If you’re going to pay a player like he’s Dougie Hamilton or Charlie McAvoy, you have a reasonable expectation that he will play like them. Through six games, DeAngelo had as many unsportsmanlike penalties (1) as he had points.

Meanwhile, the Rangers had come spilling out of the starting gate backwards and upside-down. Their hot new season-ticket seller – No. 1 overall pick Alexis Lafrenière – looks well out of his depth in the NHL. It is way, waaaay too early to call Lafrenière a bust, but it’s New York, so people already have.

While things are not going well for the Rangers, they are for just about every other team in New York. Even the Mets have achieved some semblance of forward motion. That scenario might leave some Rangers executives worried about their own futures.

That’s DeAngelo’s real mistake – he failed to take into account the complex, inter-related social and competitive reality in which he makes his living.

If he played, say, football in, say, Arkansas, and was doing it, say, better, DeAngelo could be out there talking about an Illuminati Star Chamber led by George Soros and Matt Damon that controls the world’s banking system and his bosses would be all, “Tony, we hear you. But could you post this stuff to a burner account instead of the team’s official Instagram?”

Instead, DeAngelo plays bad hockey on a bad team in midtown Manhattan, three weeks after one half of America decided to Boston Tea Party their own seat of government. What did he think would happen?

Unless he is a complete tool, DeAngelo could see where this was headed. It’s hard to feel much sympathy for someone who drowns after punching a hole in their own boat.

Somebody, somewhere, thinks this is unfair. That DeAngelo should be allowed to speak his mind, utter his truth, stand up for what he believes and a whole bunch of other nonsense.

DeAngelo isn’t a senator, or a political prisoner. Like every other pro athlete, he is a performer in a circus. The circus survives by attracting customers willing to pay to see the show. If your behaviour prevents people from wanting to do that, you are surplus to needs.

Anyone who doesn’t understand that, doesn’t understand what it is they do for a living. They got confused and began to think what they do is important. It isn’t. It’s hard to think of any job less important right now than ‘hockey player.’

Is DeAngelo being punished in part because he is on the currently unpopular side of the American political spectrum? Absolutely.

Is that fair? No.

Here’s what today’s modern circus performers don’t seem to get – none of this is meant to be fair.

Is it fair that you make more money in a weekend than a kindergarten teacher does in a year? No. But I don’t hear anyone in sport complaining about that. The few who do speak to such issues don’t seem in any great rush to give the money back.

Playing sport at the highest level is a privilege, and not in the way we currently use that word. It is a privilege in the sense that, short of what you’ve got in writing, nothing about it is guaranteed.

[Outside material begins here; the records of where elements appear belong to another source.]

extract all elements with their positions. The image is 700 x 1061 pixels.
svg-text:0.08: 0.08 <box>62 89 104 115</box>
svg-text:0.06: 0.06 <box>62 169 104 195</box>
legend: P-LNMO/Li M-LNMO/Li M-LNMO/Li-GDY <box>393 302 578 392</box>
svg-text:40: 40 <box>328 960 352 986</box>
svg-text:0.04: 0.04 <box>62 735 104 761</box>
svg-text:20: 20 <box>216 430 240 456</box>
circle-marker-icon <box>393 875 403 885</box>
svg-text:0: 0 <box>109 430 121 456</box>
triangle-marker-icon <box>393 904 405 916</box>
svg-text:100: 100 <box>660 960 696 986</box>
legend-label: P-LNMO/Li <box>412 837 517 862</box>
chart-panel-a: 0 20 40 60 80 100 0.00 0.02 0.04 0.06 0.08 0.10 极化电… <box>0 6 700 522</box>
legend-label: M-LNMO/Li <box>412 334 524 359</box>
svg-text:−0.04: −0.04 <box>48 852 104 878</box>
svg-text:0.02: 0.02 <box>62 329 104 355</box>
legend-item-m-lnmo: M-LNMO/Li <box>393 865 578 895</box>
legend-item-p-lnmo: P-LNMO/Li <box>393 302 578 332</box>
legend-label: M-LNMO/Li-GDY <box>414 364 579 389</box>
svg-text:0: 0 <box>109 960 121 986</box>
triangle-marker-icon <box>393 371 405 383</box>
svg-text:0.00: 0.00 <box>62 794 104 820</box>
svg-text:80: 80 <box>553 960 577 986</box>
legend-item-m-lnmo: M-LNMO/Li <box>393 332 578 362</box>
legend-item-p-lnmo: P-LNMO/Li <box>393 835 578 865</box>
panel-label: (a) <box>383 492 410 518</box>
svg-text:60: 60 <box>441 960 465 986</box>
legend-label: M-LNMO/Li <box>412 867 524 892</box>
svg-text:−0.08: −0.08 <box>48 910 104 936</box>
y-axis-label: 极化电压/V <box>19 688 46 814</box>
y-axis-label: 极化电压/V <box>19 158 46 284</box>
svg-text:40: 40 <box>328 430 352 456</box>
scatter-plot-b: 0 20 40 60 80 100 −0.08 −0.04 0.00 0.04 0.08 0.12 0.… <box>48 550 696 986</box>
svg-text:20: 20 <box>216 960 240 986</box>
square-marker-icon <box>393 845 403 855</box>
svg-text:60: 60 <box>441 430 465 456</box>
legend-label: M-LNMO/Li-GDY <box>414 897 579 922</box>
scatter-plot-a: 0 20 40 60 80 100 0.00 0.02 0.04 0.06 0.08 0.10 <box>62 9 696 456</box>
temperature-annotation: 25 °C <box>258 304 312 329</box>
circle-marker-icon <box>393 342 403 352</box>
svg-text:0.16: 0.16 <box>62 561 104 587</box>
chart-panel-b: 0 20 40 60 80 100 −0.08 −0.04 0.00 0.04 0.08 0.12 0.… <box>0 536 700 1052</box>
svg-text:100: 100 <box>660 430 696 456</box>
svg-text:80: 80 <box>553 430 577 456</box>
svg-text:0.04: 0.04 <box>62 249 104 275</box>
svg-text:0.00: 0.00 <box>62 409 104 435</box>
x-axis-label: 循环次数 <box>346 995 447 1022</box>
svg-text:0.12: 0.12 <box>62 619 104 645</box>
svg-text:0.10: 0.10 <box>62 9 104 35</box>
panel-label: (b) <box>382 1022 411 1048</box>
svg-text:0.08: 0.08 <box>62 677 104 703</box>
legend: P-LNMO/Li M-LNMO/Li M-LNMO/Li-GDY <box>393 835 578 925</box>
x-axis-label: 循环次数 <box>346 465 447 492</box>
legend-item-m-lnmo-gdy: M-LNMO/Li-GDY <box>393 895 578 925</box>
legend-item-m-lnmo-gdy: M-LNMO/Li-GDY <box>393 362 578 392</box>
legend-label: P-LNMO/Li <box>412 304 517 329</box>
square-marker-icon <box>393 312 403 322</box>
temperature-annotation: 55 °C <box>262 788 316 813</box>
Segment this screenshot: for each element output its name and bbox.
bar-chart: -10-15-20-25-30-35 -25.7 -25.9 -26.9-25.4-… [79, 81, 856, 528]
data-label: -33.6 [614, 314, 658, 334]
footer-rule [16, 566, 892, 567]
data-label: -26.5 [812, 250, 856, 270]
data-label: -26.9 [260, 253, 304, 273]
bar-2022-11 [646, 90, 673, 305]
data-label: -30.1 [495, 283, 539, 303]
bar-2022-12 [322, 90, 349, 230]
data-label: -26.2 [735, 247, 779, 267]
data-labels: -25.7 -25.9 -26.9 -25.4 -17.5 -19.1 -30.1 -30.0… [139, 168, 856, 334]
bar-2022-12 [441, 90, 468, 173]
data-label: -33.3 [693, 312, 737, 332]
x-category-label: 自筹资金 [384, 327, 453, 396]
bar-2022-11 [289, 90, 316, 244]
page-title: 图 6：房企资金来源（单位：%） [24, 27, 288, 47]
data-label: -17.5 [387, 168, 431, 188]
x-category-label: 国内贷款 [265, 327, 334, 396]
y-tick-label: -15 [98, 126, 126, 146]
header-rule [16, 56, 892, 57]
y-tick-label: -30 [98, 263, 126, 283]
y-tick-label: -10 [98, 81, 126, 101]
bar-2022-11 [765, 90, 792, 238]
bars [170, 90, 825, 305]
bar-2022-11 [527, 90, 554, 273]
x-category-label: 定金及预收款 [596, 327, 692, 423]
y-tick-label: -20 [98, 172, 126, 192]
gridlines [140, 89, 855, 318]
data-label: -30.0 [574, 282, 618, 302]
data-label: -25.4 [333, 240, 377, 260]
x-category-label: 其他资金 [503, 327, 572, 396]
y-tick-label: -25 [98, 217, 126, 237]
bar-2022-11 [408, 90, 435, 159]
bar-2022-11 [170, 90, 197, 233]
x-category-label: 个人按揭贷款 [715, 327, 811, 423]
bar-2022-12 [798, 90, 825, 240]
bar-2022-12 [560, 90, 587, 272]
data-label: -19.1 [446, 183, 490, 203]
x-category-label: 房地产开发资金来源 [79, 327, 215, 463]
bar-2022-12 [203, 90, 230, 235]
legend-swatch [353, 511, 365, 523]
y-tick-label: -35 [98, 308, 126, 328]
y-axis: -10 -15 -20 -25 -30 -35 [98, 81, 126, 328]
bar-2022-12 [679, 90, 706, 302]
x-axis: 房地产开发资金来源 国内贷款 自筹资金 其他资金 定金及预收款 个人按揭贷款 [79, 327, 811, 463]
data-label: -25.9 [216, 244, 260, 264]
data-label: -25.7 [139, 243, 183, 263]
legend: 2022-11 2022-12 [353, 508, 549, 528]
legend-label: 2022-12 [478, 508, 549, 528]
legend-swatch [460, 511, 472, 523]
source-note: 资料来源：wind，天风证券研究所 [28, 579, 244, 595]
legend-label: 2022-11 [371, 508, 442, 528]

You can be uninvited at any time if you fail to carry yourself in a way that shows well on your employer. Behave accordingly. Or don’t. In some places at some times, your boss might see some benefit in employing loudmouths, weirdos and/or conscientious objectors.

But if you choose to let your true personality hang out there, and if it all then goes wrong, don’t pretend to be surprised. It’s no one else’s fault that you never bothered to learn the rules.